Zemlin argued that the choice of open source provides brings risk. For example, what if a user picks the wrong version or the wrong project? Users are looking for "one throat to choke" as the adage goes. Commercial Linux vendors Red Hat and Novell want to be that throat.

But the desire for a throat to choke and the need for choice aren't mutually exclusive.

"There is a real fundamental paradox that I think the open source movement and end users need to solve, and that's the paradox of throats to choke vs. vendor lock-in," Zemlin said emphatically. "That paradox is that the throat you are choking is the vendor who is locking you in.

"Open source as a development methodology in and of itself cannot solve the problem," Zemlin continued. "You can get just as locked into an open source implementation of something as you can a proprietary version."

The solution is open standards, which is what the LSB is attempting to achieve.
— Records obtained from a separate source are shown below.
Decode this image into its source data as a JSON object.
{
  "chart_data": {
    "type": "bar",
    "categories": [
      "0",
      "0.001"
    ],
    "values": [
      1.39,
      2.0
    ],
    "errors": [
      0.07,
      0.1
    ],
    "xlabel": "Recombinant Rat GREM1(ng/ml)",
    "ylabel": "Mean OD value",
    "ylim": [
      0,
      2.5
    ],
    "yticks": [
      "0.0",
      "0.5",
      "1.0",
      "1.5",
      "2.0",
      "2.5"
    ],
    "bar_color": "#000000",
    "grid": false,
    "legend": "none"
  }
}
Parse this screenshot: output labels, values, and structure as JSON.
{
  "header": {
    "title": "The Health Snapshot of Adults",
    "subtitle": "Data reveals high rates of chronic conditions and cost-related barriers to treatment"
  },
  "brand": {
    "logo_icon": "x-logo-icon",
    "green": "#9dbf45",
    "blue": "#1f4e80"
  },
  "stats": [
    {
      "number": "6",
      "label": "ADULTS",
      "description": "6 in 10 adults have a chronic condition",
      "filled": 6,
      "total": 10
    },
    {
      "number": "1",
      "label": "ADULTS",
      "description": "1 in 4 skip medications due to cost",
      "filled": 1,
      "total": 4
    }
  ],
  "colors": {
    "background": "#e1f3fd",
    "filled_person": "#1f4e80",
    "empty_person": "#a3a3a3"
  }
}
The LSB and the open standard that it professes provide a degree of assured interoperability that will allow users to move their data and applications to another platform should they want to.

Unix also had a standard that was supposed to promote a degree of standardization. But according to Zemlin, POSIX covers far less than the LSB and never achieved the degree of interoperability that was necessary for application vendors to deliver their solutions across platforms. LSB is POSIX-compliant.

Zemlin also argued that there are fundamental economic reasons why the LSB effort will not end up like efforts on Unix in the past.

"Why are we not going to end up with Red Hat and Novell ending up like AIX and Solaris? These are different economic times," Zemlin said. "System sales are no longer tightly tied to the hardware systems themselves. Operating systems software does not produce big software-license margins anymore."

The interests of the systems vendors, software vendors and end users are all aligned in Zemlin's view.

"IBM, HP and the big systems vendors' interests are aligned with the software vendors' interests who just want to target the most users at the lowest cost," Zemlin said.

"Those interests are aligned with the distribution vendors who just want to grow the overall market who are aligned with end users who just want choice.

"For the first time historically you've got all these interests that are aligned."